Dear Stefan,
If you don't have any "fixation only" trials then you probably can't differentiate between activations due to stimuli and those due to fixation cross (except maybe if there's a very long and jittered fixation period, for which you assume constant activations), as the regressors are probably highly correlated, which is bad. Note that the design orthogonality plot might be misleading, as it only shows the regressors, not the possible combinations (like pic1 + pic2 + pic3 vs. fix). It might be the same issue for the instructions if they were presented on a trial-by-trial basis.
(1) Thus for a first attempt I would go with a model specification with three regressors corresponding to the three types of pictures plus the motion parameters. But see (3).

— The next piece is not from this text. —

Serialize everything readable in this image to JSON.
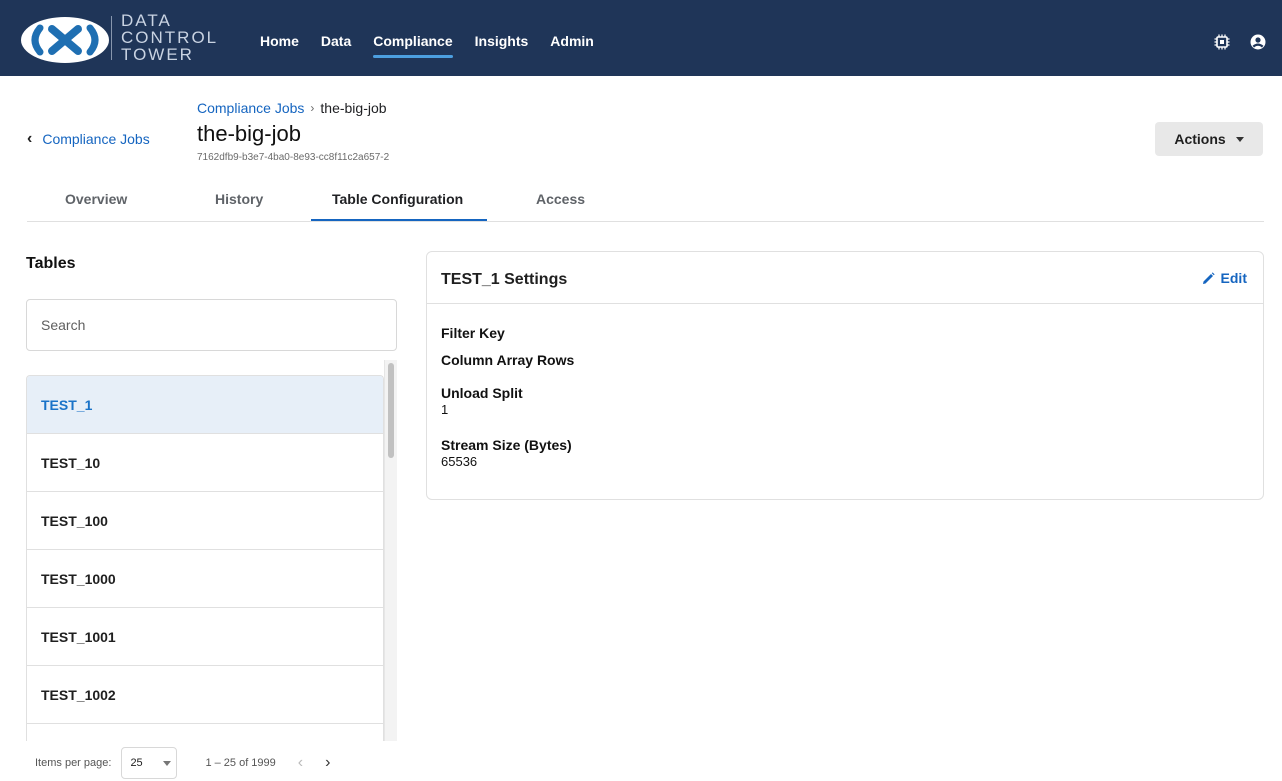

(2) There's nothing to adjust for that contrast. (spider - box only) - (snake - box only) results in spider - snake. It's the difference between spider and snake you're interested in, so it doesn't matter whether you subtract something on both sides or not.

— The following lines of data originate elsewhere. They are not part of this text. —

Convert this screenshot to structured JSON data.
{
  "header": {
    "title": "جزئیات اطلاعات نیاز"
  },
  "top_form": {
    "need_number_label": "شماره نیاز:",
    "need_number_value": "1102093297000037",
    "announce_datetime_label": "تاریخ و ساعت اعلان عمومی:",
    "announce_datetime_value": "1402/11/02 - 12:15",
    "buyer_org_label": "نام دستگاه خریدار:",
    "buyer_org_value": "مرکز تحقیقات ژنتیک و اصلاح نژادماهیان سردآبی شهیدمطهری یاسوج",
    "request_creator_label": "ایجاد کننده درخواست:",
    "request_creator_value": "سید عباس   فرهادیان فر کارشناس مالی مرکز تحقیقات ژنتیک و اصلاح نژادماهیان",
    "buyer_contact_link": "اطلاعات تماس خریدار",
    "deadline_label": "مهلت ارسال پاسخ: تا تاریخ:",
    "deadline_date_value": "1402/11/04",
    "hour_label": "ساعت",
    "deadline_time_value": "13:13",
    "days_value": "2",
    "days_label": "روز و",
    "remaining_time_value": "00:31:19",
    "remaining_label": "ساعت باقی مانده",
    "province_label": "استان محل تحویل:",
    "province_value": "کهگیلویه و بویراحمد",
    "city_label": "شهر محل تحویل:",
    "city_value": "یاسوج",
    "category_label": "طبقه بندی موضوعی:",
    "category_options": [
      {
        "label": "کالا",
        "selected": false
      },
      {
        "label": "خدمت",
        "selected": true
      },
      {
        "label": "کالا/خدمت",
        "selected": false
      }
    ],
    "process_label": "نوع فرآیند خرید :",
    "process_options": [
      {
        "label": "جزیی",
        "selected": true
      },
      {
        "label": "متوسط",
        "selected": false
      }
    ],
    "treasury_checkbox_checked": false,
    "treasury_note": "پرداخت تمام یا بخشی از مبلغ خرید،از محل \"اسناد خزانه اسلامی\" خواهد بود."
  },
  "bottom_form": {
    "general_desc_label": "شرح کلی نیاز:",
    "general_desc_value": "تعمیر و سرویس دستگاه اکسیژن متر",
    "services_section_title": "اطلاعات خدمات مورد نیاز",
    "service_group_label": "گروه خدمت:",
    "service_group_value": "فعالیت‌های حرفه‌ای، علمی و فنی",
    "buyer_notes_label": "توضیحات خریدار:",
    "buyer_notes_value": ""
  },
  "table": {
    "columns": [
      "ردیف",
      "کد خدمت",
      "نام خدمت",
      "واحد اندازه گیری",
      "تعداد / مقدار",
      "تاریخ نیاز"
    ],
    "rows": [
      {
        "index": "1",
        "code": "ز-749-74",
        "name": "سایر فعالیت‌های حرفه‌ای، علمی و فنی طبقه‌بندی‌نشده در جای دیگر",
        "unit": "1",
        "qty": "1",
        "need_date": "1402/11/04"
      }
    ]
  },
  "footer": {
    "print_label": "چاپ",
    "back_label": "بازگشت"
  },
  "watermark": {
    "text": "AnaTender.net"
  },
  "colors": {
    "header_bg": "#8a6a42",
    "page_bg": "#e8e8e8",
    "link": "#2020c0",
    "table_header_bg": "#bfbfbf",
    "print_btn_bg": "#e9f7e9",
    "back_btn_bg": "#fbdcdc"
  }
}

> but I’m not sure if this will not mess up controlling for movement
This doesn't have to do anything with movement. You just have to make sure to set up the correct contrast vectors. If the order of the predictors is spider snake box R1 R2 R3 R4 R5 R6 go with [1 -1 0 ... ] to test for spider > snake.
(3) Are there really three different types of instruction (and not an unspecific one pointing to trial onset)? Then one would probably want to explicitely model these instructions, as they might well result in relevant differences, especially when it comes to phobia. Due to possible correlations with the picture regressors it might require some adjustments to the model, e.g. trying to model an epoch covering instruction and picture. But this depends on the design. Was an instruction followed by several trials of the same type?